# Watch out,the boy turned 16!!!!!



## NiteHunter (Feb 22, 2011)

I've been putting this off for a little while,but my baby boy turned 16 on 2-10-11.We gave him the F-150 i bought a couple years ago.Here he is with his new ride.It looks a bit different than when i drove it.


----------



## Hoss (Feb 22, 2011)

How long before he puts some mud on it?  Good looking ride and a belated happy birthday to the young man.

Hoss


----------



## GeorgiaPineHunter (Feb 24, 2011)

Great lookin' truck. Tell him happy birthday!


----------



## Jody Hawk (Feb 26, 2011)

I know he's loving that !!!!!! Enjoy it young man and don't get a heavy foot !!!!!!!!


----------



## I_like_to_hunt (Feb 27, 2011)

Haha nice truck Rory


----------



## huntindad (Mar 2, 2011)

U lookin to adopt!!lol  nice ride man!


----------



## BowChilling (Mar 2, 2011)

Late happy birthday Rory!
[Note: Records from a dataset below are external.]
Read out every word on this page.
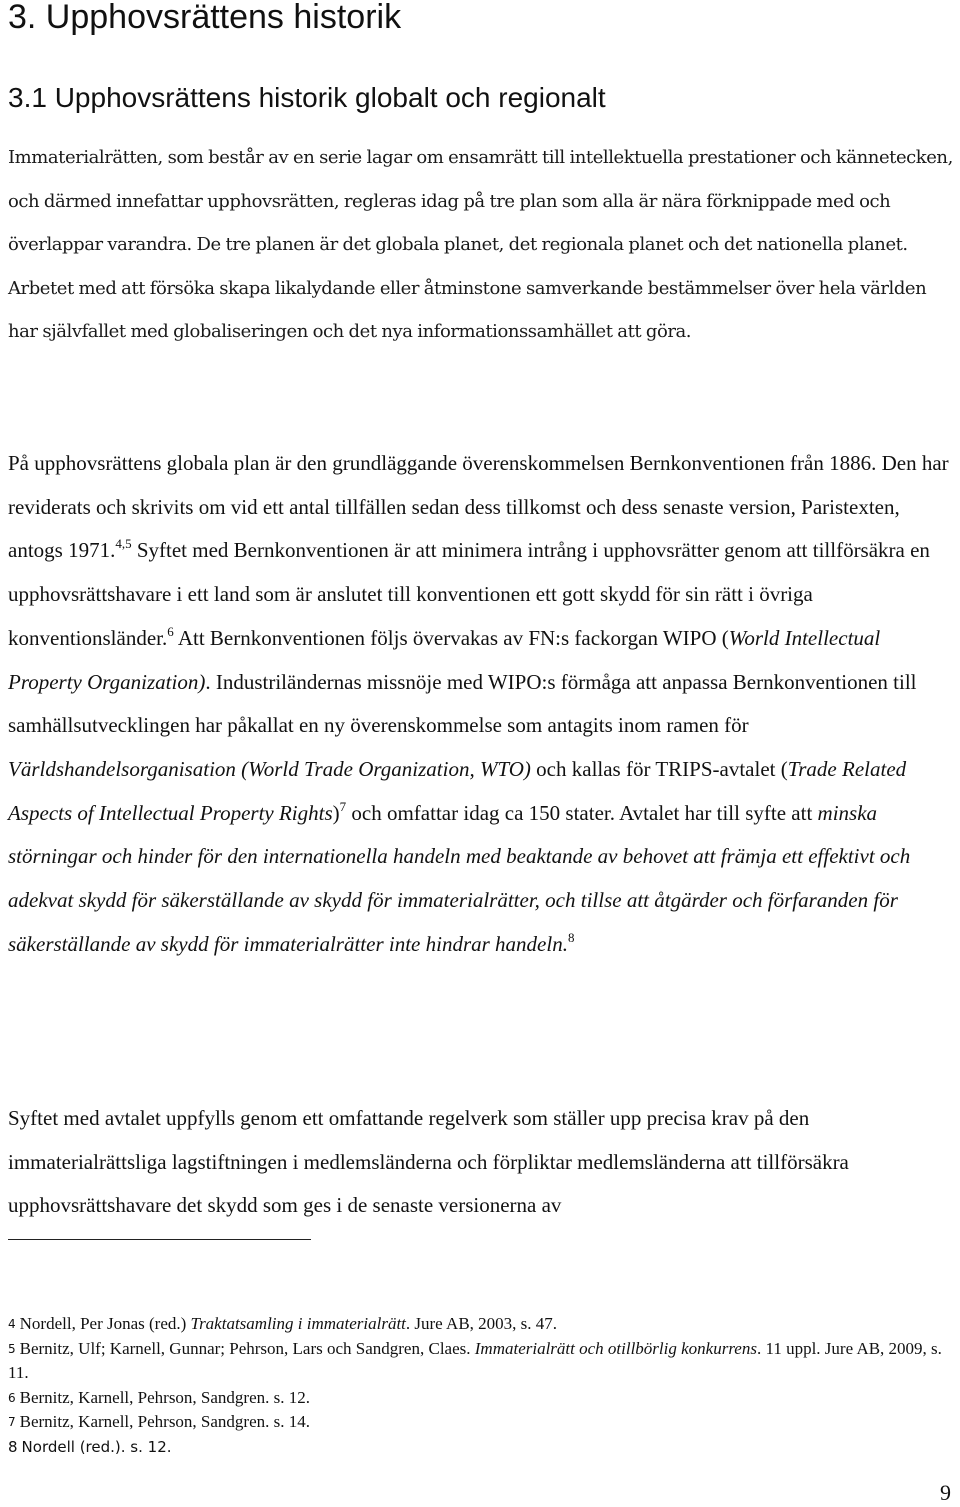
3. Upphovsrättens historik
3.1 Upphovsrättens historik globalt och regionalt

Immaterialrätten, som består av en serie lagar om ensamrätt till intellektuella prestationer och kännetecken, och därmed innefattar upphovsrätten, regleras idag på tre plan som alla är nära förknippade med och överlappar varandra. De tre planen är det globala planet, det regionala planet och det nationella planet. Arbetet med att försöka skapa likalydande eller åtminstone samverkande bestämmelser över hela världen har självfallet med globaliseringen och det nya informationssamhället att göra.

På upphovsrättens globala plan är den grundläggande överenskommelsen Bernkonventionen från 1886. Den har reviderats och skrivits om vid ett antal tillfällen sedan dess tillkomst och dess senaste version, Paristexten, antogs 1971.$^{4,5}$ Syftet med Bernkonventionen är att minimera intrång i upphovsrätter genom att tillförsäkra en upphovsrättshavare i ett land som är anslutet till konventionen ett gott skydd för sin rätt i övriga konventionsländer.$^6$ Att Bernkonventionen följs övervakas av FN:s fackorgan WIPO (World Intellectual Property Organization). Industriländernas missnöje med WIPO:s förmåga att anpassa Bernkonventionen till samhällsutvecklingen har påkallat en ny överenskommelse som antagits inom ramen för Världshandelsorganisation (World Trade Organization, WTO) och kallas för TRIPS-avtalet (Trade Related Aspects of Intellectual Property Rights)$^7$ och omfattar idag ca 150 stater. Avtalet har till syfte att minska störningar och hinder för den internationella handeln med beaktande av behovet att främja ett effektivt och adekvat skydd för säkerställande av skydd för immaterialrätter, och tillse att åtgärder och förfaranden för säkerställande av skydd för immaterialrätter inte hindrar handeln.$^8$

Syftet med avtalet uppfylls genom ett omfattande regelverk som ställer upp precisa krav på den immaterialrättsliga lagstiftningen i medlemsländerna och förpliktar medlemsländerna att tillförsäkra upphovsrättshavare det skydd som ges i de senaste versionerna av

4 Nordell, Per Jonas (red.) Traktatsamling i immaterialrätt. Jure AB, 2003, s. 47.

5 Bernitz, Ulf; Karnell, Gunnar; Pehrson, Lars och Sandgren, Claes. Immaterialrätt och otillbörlig konkurrens. 11 uppl. Jure AB, 2009, s. 11.

6 Bernitz, Karnell, Pehrson, Sandgren. s. 12.

7 Bernitz, Karnell, Pehrson, Sandgren. s. 14.

8 Nordell (red.). s. 12.

9
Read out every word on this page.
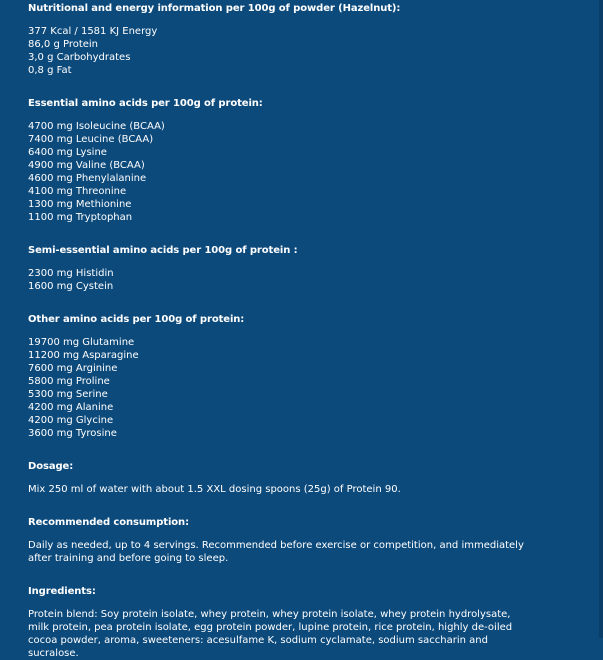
Nutritional and energy information per 100g of powder (Hazelnut):
377 Kcal / 1581 KJ Energy
86,0 g Protein
3,0 g Carbohydrates
0,8 g Fat
Essential amino acids per 100g of protein:
4700 mg Isoleucine (BCAA)
7400 mg Leucine (BCAA)
6400 mg Lysine
4900 mg Valine (BCAA)
4600 mg Phenylalanine
4100 mg Threonine
1300 mg Methionine
1100 mg Tryptophan
Semi-essential amino acids per 100g of protein :
2300 mg Histidin
1600 mg Cystein
Other amino acids per 100g of protein:
19700 mg Glutamine
11200 mg Asparagine
7600 mg Arginine
5800 mg Proline
5300 mg Serine
4200 mg Alanine
4200 mg Glycine
3600 mg Tyrosine
Dosage:
Mix 250 ml of water with about 1.5 XXL dosing spoons (25g) of Protein 90.
Recommended consumption:
Daily as needed, up to 4 servings. Recommended before exercise or competition, and immediately
after training and before going to sleep.
Ingredients:
Protein blend: Soy protein isolate, whey protein, whey protein isolate, whey protein hydrolysate,
milk protein, pea protein isolate, egg protein powder, lupine protein, rice protein, highly de-oiled
cocoa powder, aroma, sweeteners: acesulfame K, sodium cyclamate, sodium saccharin and
sucralose.
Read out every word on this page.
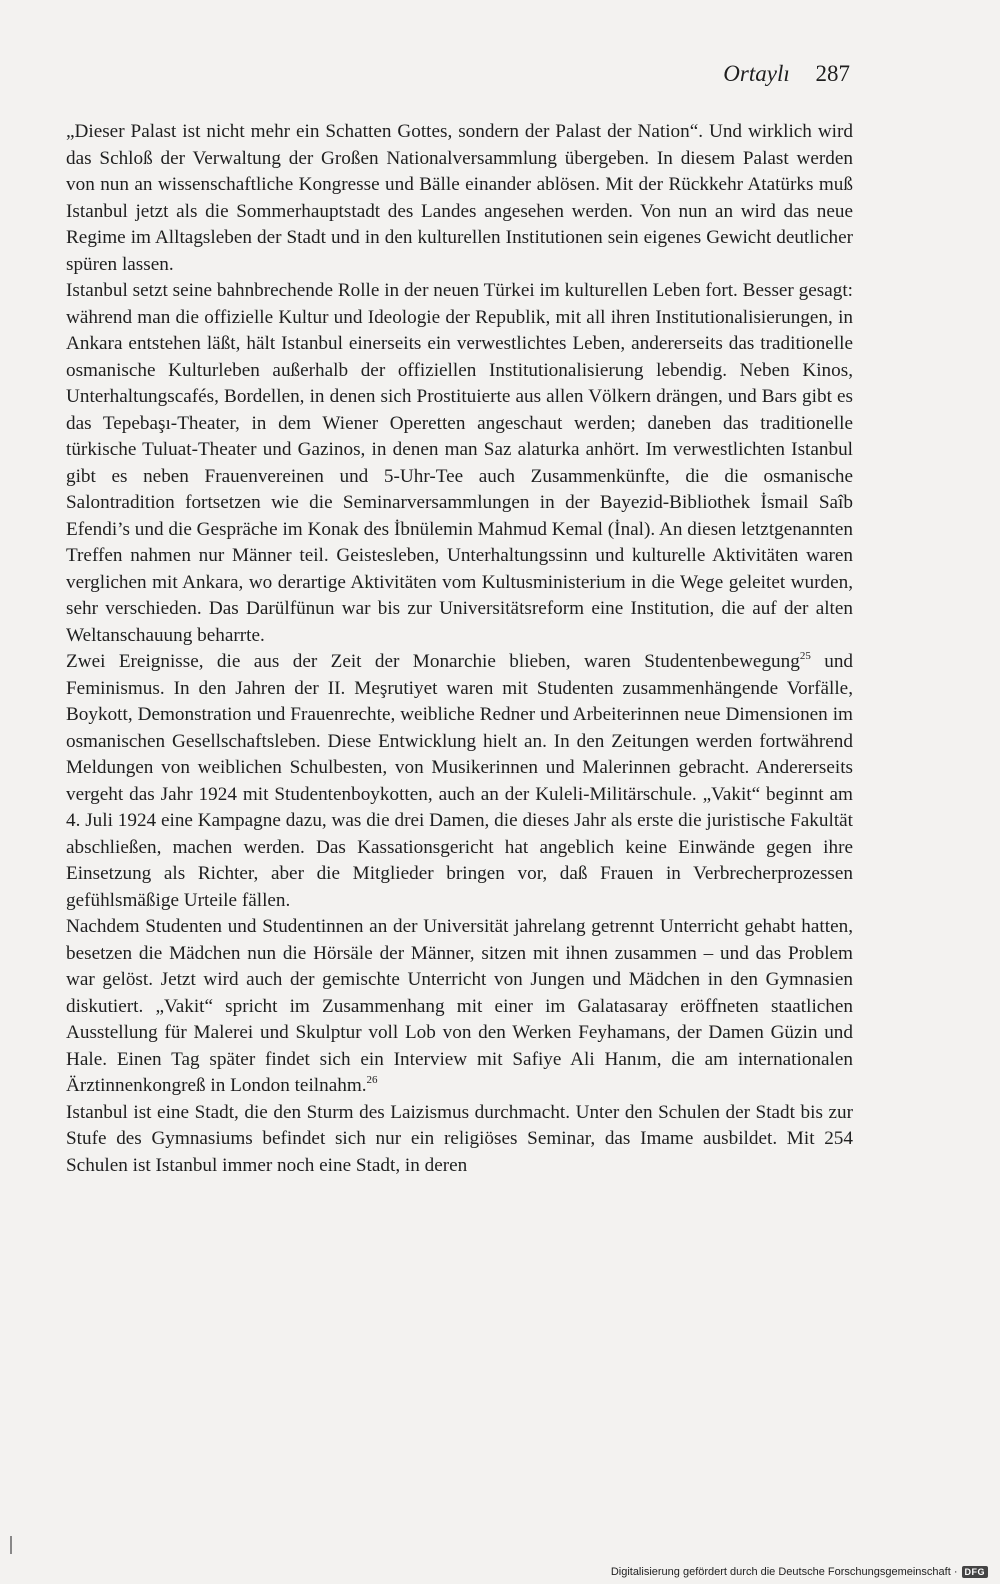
Ortaylı 287

„Dieser Palast ist nicht mehr ein Schatten Gottes, sondern der Palast der Nation“. Und wirklich wird das Schloß der Verwaltung der Großen Nationalversammlung übergeben. In diesem Palast werden von nun an wissenschaftliche Kongresse und Bälle einander ablösen. Mit der Rückkehr Atatürks muß Istanbul jetzt als die Sommerhauptstadt des Landes angesehen werden. Von nun an wird das neue Regime im Alltagsleben der Stadt und in den kulturellen Institutionen sein eigenes Gewicht deutlicher spüren lassen.

Istanbul setzt seine bahnbrechende Rolle in der neuen Türkei im kulturellen Leben fort. Besser gesagt: während man die offizielle Kultur und Ideologie der Republik, mit all ihren Institutionalisierungen, in Ankara entstehen läßt, hält Istanbul einerseits ein verwestlichtes Leben, andererseits das traditionelle osmanische Kulturleben außerhalb der offiziellen Institutionalisierung lebendig. Neben Kinos, Unterhaltungscafés, Bordellen, in denen sich Prostituierte aus allen Völkern drängen, und Bars gibt es das Tepebaşı-Theater, in dem Wiener Operetten angeschaut werden; daneben das traditionelle türkische Tuluat-Theater und Gazinos, in denen man Saz alaturka anhört. Im verwestlichten Istanbul gibt es neben Frauenvereinen und 5-Uhr-Tee auch Zusammenkünfte, die die osmanische Salontradition fortsetzen wie die Seminarversammlungen in der Bayezid-Bibliothek İsmail Saîb Efendi’s und die Gespräche im Konak des İbnülemin Mahmud Kemal (İnal). An diesen letztgenannten Treffen nahmen nur Männer teil. Geistesleben, Unterhaltungssinn und kulturelle Aktivitäten waren verglichen mit Ankara, wo derartige Aktivitäten vom Kultusministerium in die Wege geleitet wurden, sehr verschieden. Das Darülfünun war bis zur Universitätsreform eine Institution, die auf der alten Weltanschauung beharrte.

Zwei Ereignisse, die aus der Zeit der Monarchie blieben, waren Studentenbewegung$^{25}$ und Feminismus. In den Jahren der II. Meşrutiyet waren mit Studenten zusammenhängende Vorfälle, Boykott, Demonstration und Frauenrechte, weibliche Redner und Arbeiterinnen neue Dimensionen im osmanischen Gesellschaftsleben. Diese Entwicklung hielt an. In den Zeitungen werden fortwährend Meldungen von weiblichen Schulbesten, von Musikerinnen und Malerinnen gebracht. Andererseits vergeht das Jahr 1924 mit Studentenboykotten, auch an der Kuleli-Militärschule. „Vakit“ beginnt am 4. Juli 1924 eine Kampagne dazu, was die drei Damen, die dieses Jahr als erste die juristische Fakultät abschließen, machen werden. Das Kassationsgericht hat angeblich keine Einwände gegen ihre Einsetzung als Richter, aber die Mitglieder bringen vor, daß Frauen in Verbrecherprozessen gefühlsmäßige Urteile fällen.

Nachdem Studenten und Studentinnen an der Universität jahrelang getrennt Unterricht gehabt hatten, besetzen die Mädchen nun die Hörsäle der Männer, sitzen mit ihnen zusammen – und das Problem war gelöst. Jetzt wird auch der gemischte Unterricht von Jungen und Mädchen in den Gymnasien diskutiert. „Vakit“ spricht im Zusammenhang mit einer im Galatasaray eröffneten staatlichen Ausstellung für Malerei und Skulptur voll Lob von den Werken Feyhamans, der Damen Güzin und Hale. Einen Tag später findet sich ein Interview mit Safiye Ali Hanım, die am internationalen Ärztinnenkongreß in London teilnahm.$^{26}$

Istanbul ist eine Stadt, die den Sturm des Laizismus durchmacht. Unter den Schulen der Stadt bis zur Stufe des Gymnasiums befindet sich nur ein religiöses Seminar, das Imame ausbildet. Mit 254 Schulen ist Istanbul immer noch eine Stadt, in deren

Digitalisierung gefördert durch die Deutsche Forschungsgemeinschaft · DFG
Be safe, don't treat it like your old man would have when he was 16!!


----------



## jeremy1217 (Mar 2, 2011)

nice ride


----------



## 01Foreman400 (Jun 22, 2011)

I see him driving up and down the road all the time.


----------



## NiteHunter (Jun 22, 2011)

Burning up the gas and mudgrips!!!!  I remember 16 like it was yesterday.


----------



## Jim P (Jun 27, 2011)

Nitehunter when you said it don't look the truck you had do you mean now it's clean?


----------



## Little Mangler (Oct 18, 2011)

Happy Birthday!  Nice looking truck!


----------



## huntaholic (Oct 19, 2011)

*Cool !*

Nice TRUK !!!


----------